It Will Take More Than Body Cameras to Restore Trust in Law Enforcement

Experience has shown that cameras are not a silver bullet for preventing violence or clarifying whether police acted properly. (File)

It Will Take More Than Body Cameras to Restore Trust in Law Enforcement

Last week was book-ended by the refusal of grand juries in Ferguson, Missouri and Staten Island, NY to approve indictments against white policemen accused of killing unarmed black men. Protests and heated discussions about bias in our criminal justice system broke out across the country, while #Ferguson, #EricGarner trended on Twitter.

Declaring that relations between police and minority communities were broken, President Obama unveiled his plan to fix them. Having previously initiated a civil rights investigation in Ferguson, Attorney General Eric Holder announced that the Justice Department would also investigate the choking of Eric Garner in Staten Island. Holder is expected to announce long-anticipated changes to the Department's racial profiling guidelines today.

All this attention and activity makes it feel like we are at an inflection point. But although longstanding policy choices have brought us to this juncture, single-issue fixes dominate the discourse. These simply aren't enough to mend the relationship between law enforcement agencies and the citizens they serve.

Disputes about the circumstances under which Michael Brown was shot by Ferguson police have led to renewed calls for police to wear cameras that record their encounters with citizens. Early studies show that cop-cams can reduce both police misconduct and false accusations of abuse. President Obama has proposed $75 million in matching funds to encourage their use.

But as we saw last week, cameras are not a silver bullet for preventing violence or clarifying whether police acted properly. A Staten Island grand jury decided not to indict the policeman who was vividly captured on video apparently choking Eric Garner. (To protect privacy, police must also have strict policies to minimize the retention of footage and access to it, sensible concrete recommendations for which can be found in this ACLU policy paper).

We will never know exactly why the Garner grand jury refused to indict in the face of what seemed to many clear evidence. Some argue that district attorneys who rely on police to make cases can't be trusted to bring cases against them and advocate for special prosecutors. Of course, reliance on special prosecutors has its own problems (remember Ken Starr) and its far from clear whether the lack of indictment can always be laid at the door of a prosecutor or whether jurors simply tend to give police officers the benefit of the doubt too often.

Meanwhile, the Ferguson police's heavy-handed response to protests over Eric Brown's death - riding in armored vehicles, armed to the teeth - drew attention to a growing trend: the militarization of local police. Obama responded to complaints by pledging to harmonize standards across programs that provide equipment to police forces and increase oversight. As I've argued before, the issue is not just military equipment, but a counterinsurgency mindset that "views residents as potential threats rather than potential partners." The White House review on federal support for the acquisition of equipment by police failed to grapple with the core problem of whether providing military equipment to police effects their culture and undermines cooperative relations with the communities they are meant to serve.

All of these issues deserve attention, but the problem that led to a divide between law enforcement and the general population is much bigger.
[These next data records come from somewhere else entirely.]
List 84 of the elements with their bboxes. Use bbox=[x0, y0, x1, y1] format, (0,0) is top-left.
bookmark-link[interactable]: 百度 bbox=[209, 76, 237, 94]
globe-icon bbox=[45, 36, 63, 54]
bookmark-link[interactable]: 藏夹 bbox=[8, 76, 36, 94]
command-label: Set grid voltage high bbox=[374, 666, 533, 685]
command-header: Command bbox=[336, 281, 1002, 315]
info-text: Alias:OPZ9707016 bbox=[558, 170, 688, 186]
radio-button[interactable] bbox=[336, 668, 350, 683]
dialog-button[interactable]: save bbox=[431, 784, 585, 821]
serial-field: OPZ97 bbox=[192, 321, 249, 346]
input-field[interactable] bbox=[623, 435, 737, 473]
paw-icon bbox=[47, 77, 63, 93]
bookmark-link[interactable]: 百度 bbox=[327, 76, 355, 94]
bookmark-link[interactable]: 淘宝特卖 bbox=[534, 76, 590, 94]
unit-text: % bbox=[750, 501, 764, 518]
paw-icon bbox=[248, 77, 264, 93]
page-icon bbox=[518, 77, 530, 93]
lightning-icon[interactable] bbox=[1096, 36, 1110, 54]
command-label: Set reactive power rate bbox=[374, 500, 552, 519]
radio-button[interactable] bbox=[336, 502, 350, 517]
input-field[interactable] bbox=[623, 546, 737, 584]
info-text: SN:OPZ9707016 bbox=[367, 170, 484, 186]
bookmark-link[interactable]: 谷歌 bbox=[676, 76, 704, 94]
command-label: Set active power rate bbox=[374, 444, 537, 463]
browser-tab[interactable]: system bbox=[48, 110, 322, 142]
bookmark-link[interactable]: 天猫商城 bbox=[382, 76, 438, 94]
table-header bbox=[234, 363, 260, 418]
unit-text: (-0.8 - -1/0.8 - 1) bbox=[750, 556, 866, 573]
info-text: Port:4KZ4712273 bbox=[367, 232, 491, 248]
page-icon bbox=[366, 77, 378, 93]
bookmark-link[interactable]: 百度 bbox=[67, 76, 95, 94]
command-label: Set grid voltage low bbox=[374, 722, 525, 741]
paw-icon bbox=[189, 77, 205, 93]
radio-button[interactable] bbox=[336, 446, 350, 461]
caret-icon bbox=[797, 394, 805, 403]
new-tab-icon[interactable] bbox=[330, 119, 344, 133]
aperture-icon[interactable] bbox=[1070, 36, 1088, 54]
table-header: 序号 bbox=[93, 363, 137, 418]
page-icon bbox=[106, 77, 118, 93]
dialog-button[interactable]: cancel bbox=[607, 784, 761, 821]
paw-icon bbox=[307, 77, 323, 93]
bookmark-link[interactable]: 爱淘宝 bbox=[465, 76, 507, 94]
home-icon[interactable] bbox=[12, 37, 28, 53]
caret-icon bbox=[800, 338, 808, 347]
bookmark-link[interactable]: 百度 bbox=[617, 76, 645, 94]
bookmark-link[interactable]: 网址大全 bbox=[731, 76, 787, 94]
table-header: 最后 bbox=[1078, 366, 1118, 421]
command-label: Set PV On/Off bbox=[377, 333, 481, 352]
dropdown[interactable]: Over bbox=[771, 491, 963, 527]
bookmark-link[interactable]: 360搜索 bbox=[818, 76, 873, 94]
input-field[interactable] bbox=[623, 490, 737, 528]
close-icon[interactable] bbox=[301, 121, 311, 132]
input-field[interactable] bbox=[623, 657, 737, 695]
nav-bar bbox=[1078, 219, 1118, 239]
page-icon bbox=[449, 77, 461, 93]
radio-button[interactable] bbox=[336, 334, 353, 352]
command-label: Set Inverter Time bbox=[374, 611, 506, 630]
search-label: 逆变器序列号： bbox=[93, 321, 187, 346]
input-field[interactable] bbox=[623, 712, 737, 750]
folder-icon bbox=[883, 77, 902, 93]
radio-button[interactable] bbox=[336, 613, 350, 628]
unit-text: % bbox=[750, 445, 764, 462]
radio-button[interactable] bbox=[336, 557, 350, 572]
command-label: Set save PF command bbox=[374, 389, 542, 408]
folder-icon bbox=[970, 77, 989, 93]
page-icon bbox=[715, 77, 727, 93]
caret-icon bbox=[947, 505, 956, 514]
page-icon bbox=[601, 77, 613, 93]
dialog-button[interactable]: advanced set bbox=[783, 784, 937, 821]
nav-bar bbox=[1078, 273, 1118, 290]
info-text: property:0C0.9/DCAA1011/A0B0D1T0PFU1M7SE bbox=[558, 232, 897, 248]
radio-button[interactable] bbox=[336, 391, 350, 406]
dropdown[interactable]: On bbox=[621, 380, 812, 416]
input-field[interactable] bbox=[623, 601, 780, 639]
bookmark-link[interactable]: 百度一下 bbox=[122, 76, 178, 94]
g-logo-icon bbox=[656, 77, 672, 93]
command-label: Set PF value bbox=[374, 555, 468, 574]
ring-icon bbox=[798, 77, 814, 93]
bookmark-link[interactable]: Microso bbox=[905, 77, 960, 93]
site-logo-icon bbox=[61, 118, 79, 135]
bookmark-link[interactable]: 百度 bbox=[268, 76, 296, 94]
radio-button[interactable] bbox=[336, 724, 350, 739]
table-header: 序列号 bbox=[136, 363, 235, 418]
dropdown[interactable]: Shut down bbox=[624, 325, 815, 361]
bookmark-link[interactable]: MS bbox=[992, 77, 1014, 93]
Much of it can be traced to measures under the rubric of the war on drugs, launched by President Reagan in 1982. Draconian sentences for the possession of small amounts of drugs, the disparity between the punishment for possession of crack and cocaine, the overuse of stop and frisk, the popularity of broken windows policing, with its emphasis on cracking down on minor offenses as a way to control serious crime, an unrelenting focus on arrest rates as way to measure police performance - the list is long. The war on terror only exacerbated these trends, putting more money and weapons in the hands of police and engendering greater deference to security forces.
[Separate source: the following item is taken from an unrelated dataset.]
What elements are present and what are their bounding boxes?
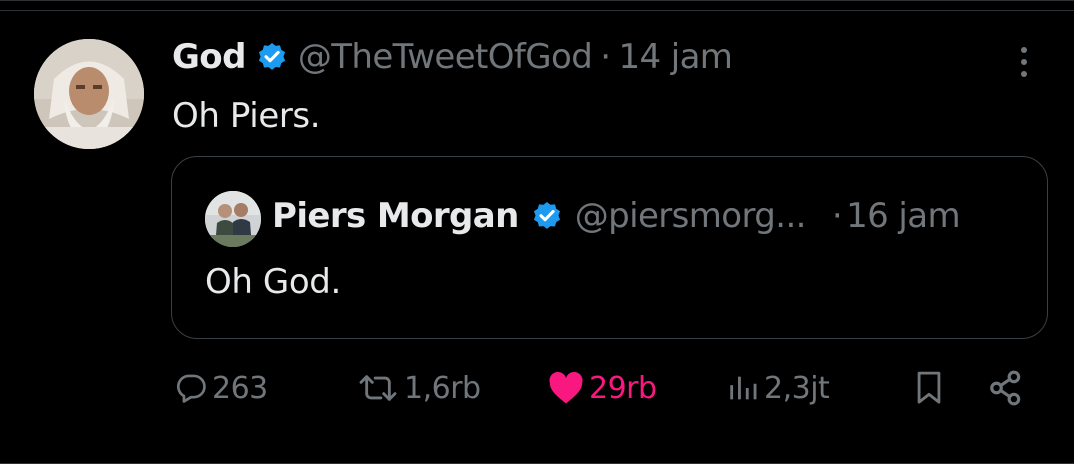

With years of falling crime rates under our belt, Americans across the political spectrum are working to roll back these excesses. The fear - unspoken on the left and loudly trumpeted on the right - is that repressive policies actually caused the drop in crime.

Much of this debate is playing out in New York City. For the last decade, the NYPD has been the archetype of aggressive policing. New York's police are perhaps best-known for their expansive use of stop and frisk: from 2002 to 2011, its use grew more than 600 percent; nearly 90 percent of those stopped were black or Latino. The same populations bore the brunt of a policy of routinely arresting people for possessing small amounts of marijuana. Both policies have been curtailed under the new administration that took office earlier this year. And 2009 reforms to the Rockefeller Drug Laws, eliminated mandatory minimums and allowed judges to remand drug offenders to treatment centers rather than jail.
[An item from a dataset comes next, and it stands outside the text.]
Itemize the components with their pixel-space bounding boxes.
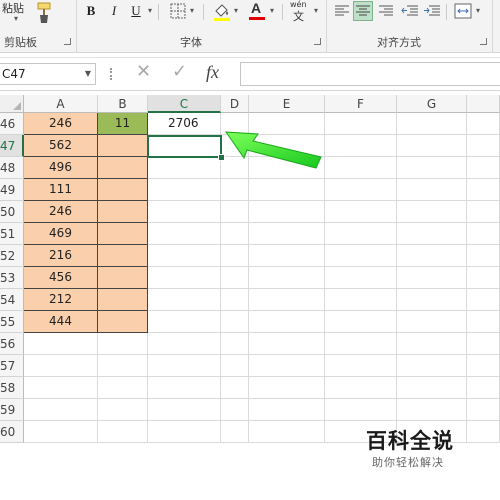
watermark-subtitle: 助你轻松解决 [372,456,444,469]
watermark-title: 百科全说 [366,429,454,453]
Thus far, in New York crime has continued to drop.

Although policing is often a local matter, the President has recognized the national implications of police-community tensions. The administration can drive legislative reform and the public conversation on these issues. And it can use federal funding for leverage. It remains to be seen whether President Obama is willing to use the tools at his disposal and whether the new Congress will let him.